The Aguilars have already felt the potentially destructive effect of lives in print when passages from the Weekly articles were presented, out of context, as evidence against them in fall 2004, when they last fought to get their kids back from the Los Angeles County Department of Children and Family Services. Only when the judge took it upon himself to read the 40,000-word series in its entirety did the supposedly damning excerpts lose their legal power.
Now, in a Riverside County courtroom where a former Crip gang member named Colton Simpson is being tried for robbery, an ominous new legal development has recently occurred. In 2003, Simpson allegedly drove the getaway car for three men who stole a single diamond stud earring from the jewelry counter at the local Robinsons May department store. In the year before his arrest, however, Simpson wrote a critically praised tell-all memoir depicting his life as a gangster and his eventual choice to leave the gang life behind. (Full disclosure: I reviewed the book for the L.A. Times.) While ultimately a redemptive tale, Inside the Crips includes meticulous descriptions of jewelry-store heists that Simpson committed as a 14-year-old, gun-toting, drug-dealing gangster, which Riverside Assistant District Attorney Stephen Gallon has managed to introduce as evidence, arguing that the teenage Simpson’s robberies committed 26 years ago prove a behavioral pattern for the now 40-year-old defendant.

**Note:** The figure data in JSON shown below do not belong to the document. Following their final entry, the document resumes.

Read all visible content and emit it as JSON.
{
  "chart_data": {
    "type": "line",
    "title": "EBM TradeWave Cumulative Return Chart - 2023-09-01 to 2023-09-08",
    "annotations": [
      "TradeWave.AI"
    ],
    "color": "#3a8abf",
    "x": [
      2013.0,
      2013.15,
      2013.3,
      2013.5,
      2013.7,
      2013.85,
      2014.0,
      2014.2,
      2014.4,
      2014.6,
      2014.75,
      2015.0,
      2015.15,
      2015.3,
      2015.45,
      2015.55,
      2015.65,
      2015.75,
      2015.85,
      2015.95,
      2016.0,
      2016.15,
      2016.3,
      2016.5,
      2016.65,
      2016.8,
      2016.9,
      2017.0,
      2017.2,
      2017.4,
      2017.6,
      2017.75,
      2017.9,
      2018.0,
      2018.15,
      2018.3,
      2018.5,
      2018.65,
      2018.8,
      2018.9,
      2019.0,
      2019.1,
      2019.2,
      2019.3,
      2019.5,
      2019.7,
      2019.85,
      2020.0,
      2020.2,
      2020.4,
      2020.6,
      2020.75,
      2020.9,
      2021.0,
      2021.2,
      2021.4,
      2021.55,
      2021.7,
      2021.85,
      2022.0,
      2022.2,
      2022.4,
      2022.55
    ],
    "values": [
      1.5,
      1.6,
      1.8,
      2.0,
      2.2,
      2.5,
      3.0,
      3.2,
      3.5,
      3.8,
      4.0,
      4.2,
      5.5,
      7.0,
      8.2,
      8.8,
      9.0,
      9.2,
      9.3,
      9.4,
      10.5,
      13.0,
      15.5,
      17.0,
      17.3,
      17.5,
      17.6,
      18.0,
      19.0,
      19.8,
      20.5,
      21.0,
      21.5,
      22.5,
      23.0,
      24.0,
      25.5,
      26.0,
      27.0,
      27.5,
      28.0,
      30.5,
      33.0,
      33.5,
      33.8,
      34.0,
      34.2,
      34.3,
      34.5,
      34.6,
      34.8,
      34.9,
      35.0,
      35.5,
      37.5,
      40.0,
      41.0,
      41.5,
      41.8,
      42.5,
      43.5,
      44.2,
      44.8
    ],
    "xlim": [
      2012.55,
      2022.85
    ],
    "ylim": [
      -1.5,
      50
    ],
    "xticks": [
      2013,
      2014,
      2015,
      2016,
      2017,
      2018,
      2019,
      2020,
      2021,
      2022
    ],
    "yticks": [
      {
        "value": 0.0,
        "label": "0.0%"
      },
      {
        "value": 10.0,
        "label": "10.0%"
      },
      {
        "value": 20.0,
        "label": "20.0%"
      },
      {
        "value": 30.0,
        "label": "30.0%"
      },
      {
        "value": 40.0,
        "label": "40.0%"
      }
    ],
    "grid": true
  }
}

Unlike Simpson, Frances has no previous drug arrests, and no prior felony convictions. But as she and Luis fight to contain the damage that the dual court cases could portend for their family’s future, she wonders if she’ll be battling shadows from her past along with those of her present. “I tried to be honest about who I was,” she says. “Now me and Luis wonder if it will all be held against us.”